Summary and Clinical Applicability
Although levels of CPB and its substrates were not found to correlate to clinical response with rituximab and infliximab, Dr Edginton and colleagues’ study shows that this pathway is mediated by complex proinflammatory and anti-inflammatory effects that warrant further investigation. “Once the relationship between CPB and RA has been more thoroughly characterized, CPB or one of its substrates could potentially represent a future aim for targeted therapies,” said Dr Edginton.
Future studies would ideally address some of the limitations of Dr Edginton and colleagues’ study, including a small study population, potential sampling bias, and use of an aggregate index (ie, the DAS28) to assess clinical efficacy. “In particular, future studies should examine CPB and C5a in a larger cohort of patients with RA, which might show a stronger link between synovial expression and clinical response,” said Dr Edginton.

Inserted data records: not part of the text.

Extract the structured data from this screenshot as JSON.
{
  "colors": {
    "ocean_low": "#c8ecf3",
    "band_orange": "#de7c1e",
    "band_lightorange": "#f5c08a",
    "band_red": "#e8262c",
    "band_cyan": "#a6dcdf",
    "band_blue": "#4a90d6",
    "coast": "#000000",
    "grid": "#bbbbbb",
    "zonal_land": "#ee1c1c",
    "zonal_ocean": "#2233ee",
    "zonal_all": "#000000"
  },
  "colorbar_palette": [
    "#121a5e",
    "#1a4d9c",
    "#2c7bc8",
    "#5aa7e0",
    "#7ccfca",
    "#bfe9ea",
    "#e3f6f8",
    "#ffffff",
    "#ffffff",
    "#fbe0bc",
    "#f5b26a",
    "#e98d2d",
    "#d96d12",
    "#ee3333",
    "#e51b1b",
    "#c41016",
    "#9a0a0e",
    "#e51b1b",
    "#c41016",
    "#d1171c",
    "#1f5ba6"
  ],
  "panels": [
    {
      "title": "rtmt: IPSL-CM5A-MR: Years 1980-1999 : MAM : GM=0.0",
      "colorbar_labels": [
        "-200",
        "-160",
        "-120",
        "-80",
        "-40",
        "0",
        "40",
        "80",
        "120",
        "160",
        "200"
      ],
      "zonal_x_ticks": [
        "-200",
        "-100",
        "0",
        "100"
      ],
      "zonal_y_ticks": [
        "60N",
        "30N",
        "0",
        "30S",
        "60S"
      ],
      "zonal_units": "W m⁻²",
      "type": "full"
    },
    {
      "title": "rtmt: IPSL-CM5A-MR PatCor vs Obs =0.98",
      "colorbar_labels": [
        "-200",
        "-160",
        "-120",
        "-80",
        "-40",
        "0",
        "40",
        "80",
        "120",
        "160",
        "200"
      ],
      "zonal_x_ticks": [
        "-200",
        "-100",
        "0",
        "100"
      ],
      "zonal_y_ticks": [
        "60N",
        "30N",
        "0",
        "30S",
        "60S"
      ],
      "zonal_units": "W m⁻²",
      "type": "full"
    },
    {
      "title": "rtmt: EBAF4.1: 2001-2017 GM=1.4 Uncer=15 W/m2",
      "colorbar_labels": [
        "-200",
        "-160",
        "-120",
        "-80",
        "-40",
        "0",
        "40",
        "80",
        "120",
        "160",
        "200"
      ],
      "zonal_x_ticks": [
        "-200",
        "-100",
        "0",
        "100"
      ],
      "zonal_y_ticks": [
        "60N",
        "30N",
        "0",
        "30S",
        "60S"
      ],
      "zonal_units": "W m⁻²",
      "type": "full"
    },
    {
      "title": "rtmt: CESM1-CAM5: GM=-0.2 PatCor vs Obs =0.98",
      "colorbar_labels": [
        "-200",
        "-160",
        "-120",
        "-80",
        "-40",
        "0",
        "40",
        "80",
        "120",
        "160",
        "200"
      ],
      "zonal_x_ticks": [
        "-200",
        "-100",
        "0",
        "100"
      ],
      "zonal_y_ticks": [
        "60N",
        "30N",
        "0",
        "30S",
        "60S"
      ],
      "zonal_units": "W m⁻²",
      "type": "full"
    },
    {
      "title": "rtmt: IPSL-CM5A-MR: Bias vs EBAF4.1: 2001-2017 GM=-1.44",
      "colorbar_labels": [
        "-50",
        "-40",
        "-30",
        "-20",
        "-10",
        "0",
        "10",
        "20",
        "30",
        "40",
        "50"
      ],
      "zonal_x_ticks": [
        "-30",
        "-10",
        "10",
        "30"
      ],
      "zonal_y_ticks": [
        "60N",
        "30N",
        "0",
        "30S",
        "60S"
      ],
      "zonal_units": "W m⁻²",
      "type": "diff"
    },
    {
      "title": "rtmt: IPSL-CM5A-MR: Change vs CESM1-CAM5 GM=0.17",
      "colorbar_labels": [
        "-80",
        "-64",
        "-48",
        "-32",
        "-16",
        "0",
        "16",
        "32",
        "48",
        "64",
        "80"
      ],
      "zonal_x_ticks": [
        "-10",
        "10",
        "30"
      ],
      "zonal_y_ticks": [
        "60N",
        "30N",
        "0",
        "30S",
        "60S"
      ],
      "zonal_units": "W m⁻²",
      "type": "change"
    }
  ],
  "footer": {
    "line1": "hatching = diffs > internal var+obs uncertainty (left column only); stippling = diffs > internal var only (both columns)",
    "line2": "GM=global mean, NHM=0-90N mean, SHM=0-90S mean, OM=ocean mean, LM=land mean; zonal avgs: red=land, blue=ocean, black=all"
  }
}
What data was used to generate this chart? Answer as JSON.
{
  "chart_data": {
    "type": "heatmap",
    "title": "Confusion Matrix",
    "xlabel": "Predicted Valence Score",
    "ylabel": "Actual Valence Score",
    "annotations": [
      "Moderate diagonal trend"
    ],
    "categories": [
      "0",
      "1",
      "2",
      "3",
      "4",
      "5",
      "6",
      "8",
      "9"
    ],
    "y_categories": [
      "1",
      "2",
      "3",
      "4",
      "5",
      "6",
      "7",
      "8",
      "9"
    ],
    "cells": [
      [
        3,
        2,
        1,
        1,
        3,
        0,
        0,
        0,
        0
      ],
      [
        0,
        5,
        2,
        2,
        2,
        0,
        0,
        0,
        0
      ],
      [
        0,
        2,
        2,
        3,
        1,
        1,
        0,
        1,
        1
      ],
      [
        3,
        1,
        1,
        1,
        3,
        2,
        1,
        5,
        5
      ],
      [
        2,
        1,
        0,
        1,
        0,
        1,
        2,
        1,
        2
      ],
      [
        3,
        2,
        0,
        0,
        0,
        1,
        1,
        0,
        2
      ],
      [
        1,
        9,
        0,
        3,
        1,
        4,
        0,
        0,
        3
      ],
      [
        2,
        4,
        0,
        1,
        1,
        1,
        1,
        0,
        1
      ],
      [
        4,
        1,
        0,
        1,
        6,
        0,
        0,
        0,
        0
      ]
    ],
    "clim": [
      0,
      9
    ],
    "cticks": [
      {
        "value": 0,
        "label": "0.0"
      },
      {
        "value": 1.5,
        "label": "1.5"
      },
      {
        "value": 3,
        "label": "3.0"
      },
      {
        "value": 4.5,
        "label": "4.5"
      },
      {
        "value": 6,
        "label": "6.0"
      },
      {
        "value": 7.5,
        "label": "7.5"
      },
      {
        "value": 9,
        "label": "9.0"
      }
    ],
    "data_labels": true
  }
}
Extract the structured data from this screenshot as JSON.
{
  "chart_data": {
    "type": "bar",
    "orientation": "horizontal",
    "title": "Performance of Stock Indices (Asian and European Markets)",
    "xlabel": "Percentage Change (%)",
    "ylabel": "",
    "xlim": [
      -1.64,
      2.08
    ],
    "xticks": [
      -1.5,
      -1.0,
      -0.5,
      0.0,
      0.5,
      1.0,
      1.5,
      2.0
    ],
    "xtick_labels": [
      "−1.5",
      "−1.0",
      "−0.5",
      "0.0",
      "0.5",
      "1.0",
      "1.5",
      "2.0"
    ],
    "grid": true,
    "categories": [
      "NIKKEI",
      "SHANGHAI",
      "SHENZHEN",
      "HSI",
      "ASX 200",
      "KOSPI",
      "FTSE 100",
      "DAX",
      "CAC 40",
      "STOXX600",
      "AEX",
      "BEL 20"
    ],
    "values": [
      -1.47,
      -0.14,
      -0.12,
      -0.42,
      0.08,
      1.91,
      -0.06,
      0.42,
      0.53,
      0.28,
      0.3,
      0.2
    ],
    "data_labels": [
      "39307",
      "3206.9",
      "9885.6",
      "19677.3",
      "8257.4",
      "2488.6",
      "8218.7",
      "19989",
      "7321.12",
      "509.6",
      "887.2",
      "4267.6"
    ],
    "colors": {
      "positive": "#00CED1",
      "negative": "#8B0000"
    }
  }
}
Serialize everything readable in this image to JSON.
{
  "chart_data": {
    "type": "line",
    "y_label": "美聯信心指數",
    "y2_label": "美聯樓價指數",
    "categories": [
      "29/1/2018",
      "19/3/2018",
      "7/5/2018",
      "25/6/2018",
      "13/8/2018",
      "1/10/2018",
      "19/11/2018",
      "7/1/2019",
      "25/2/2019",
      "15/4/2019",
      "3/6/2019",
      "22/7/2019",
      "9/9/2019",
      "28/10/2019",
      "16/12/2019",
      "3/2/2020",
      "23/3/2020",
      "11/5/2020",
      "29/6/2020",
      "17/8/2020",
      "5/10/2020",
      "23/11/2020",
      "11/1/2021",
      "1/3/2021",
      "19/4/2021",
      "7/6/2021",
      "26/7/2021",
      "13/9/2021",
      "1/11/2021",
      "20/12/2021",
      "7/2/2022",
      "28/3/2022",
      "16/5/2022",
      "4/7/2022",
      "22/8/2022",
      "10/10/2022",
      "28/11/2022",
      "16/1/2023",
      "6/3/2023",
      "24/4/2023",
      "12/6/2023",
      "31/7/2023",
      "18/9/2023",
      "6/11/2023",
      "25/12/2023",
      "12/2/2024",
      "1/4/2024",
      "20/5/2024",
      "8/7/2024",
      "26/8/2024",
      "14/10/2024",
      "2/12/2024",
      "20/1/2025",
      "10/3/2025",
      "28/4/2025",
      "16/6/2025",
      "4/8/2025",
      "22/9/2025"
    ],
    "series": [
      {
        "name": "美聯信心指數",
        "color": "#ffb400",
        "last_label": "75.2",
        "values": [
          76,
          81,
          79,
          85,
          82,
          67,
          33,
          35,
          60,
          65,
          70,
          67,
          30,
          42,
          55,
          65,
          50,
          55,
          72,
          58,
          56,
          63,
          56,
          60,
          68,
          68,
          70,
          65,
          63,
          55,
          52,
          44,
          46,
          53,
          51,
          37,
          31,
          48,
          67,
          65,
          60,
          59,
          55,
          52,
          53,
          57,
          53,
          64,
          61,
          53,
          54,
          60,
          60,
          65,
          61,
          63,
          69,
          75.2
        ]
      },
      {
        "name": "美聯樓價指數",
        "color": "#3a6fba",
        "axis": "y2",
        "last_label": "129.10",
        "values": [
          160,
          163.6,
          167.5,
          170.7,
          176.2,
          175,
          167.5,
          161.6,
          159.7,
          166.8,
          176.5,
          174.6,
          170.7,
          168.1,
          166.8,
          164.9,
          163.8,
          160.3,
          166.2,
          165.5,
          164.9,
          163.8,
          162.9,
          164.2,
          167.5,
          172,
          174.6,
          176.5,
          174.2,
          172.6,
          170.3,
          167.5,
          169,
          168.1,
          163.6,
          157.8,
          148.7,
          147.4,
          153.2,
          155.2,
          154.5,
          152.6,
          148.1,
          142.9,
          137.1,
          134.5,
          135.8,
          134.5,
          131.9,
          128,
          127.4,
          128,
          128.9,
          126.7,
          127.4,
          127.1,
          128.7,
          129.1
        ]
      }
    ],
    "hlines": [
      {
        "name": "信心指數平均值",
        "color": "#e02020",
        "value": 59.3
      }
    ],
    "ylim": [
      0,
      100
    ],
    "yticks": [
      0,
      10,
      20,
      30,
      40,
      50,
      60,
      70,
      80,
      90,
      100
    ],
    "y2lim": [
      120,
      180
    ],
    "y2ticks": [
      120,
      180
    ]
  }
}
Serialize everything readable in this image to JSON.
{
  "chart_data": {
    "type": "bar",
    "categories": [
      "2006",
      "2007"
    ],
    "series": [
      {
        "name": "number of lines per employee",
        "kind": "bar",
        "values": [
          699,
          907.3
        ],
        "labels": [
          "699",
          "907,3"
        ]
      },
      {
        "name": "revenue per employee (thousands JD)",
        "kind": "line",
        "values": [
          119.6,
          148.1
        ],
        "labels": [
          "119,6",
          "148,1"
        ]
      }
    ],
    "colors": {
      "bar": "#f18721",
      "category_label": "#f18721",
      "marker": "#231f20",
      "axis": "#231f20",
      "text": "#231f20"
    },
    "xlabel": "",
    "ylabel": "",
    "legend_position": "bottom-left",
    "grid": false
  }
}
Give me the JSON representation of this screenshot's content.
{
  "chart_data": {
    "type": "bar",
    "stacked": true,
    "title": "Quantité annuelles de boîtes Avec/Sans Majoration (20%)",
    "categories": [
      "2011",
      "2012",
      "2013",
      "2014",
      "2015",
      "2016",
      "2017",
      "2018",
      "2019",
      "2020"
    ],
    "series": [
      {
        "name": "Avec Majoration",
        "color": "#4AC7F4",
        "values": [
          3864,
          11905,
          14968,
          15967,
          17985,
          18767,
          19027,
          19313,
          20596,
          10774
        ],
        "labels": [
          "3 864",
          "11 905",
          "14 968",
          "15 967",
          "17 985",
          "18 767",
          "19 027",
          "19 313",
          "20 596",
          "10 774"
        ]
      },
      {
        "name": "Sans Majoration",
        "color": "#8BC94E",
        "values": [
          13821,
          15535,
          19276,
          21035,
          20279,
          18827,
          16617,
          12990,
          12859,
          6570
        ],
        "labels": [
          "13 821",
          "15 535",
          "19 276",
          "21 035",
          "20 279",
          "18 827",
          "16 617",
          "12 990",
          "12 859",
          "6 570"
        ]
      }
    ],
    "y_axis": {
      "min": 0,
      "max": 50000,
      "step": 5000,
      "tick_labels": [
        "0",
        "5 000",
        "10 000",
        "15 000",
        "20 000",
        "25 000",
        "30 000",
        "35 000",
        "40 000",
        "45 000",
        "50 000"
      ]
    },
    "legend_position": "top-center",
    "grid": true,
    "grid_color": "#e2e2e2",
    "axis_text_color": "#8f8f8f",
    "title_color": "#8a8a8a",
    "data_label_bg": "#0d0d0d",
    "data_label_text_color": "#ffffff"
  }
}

“In addition, the use of dual immunofluorescent staining would aid in co-localizing CPB expression with specific cell markers, which could identify with more certainty which cells are expressing CPB in the synovium and could target further research,” he added. “Finally, along the lines of C5a and its role in RA, a study looking at the effects of RA therapy on leukocyte-derived microparticles could explore an important mechanism of synovial inflammation.”
References
1. Edginton S, Hitchon C, Froese W, El-Gabalawy H. Effects of Rituximab and Infliximab Treatment on Carboxypeptidase B and Its Substrates in RA Synovium. J Rheumatol. Published online March 1, 2016. Accessed April 4, 2016.
2. Song JJ, Hwang I, Cho KH, et al. Plasma carboxypeptidase B downregulates inflammatory responses in autoimmune arthritis. J Clin Invest. 2011;121(9):3517-3527.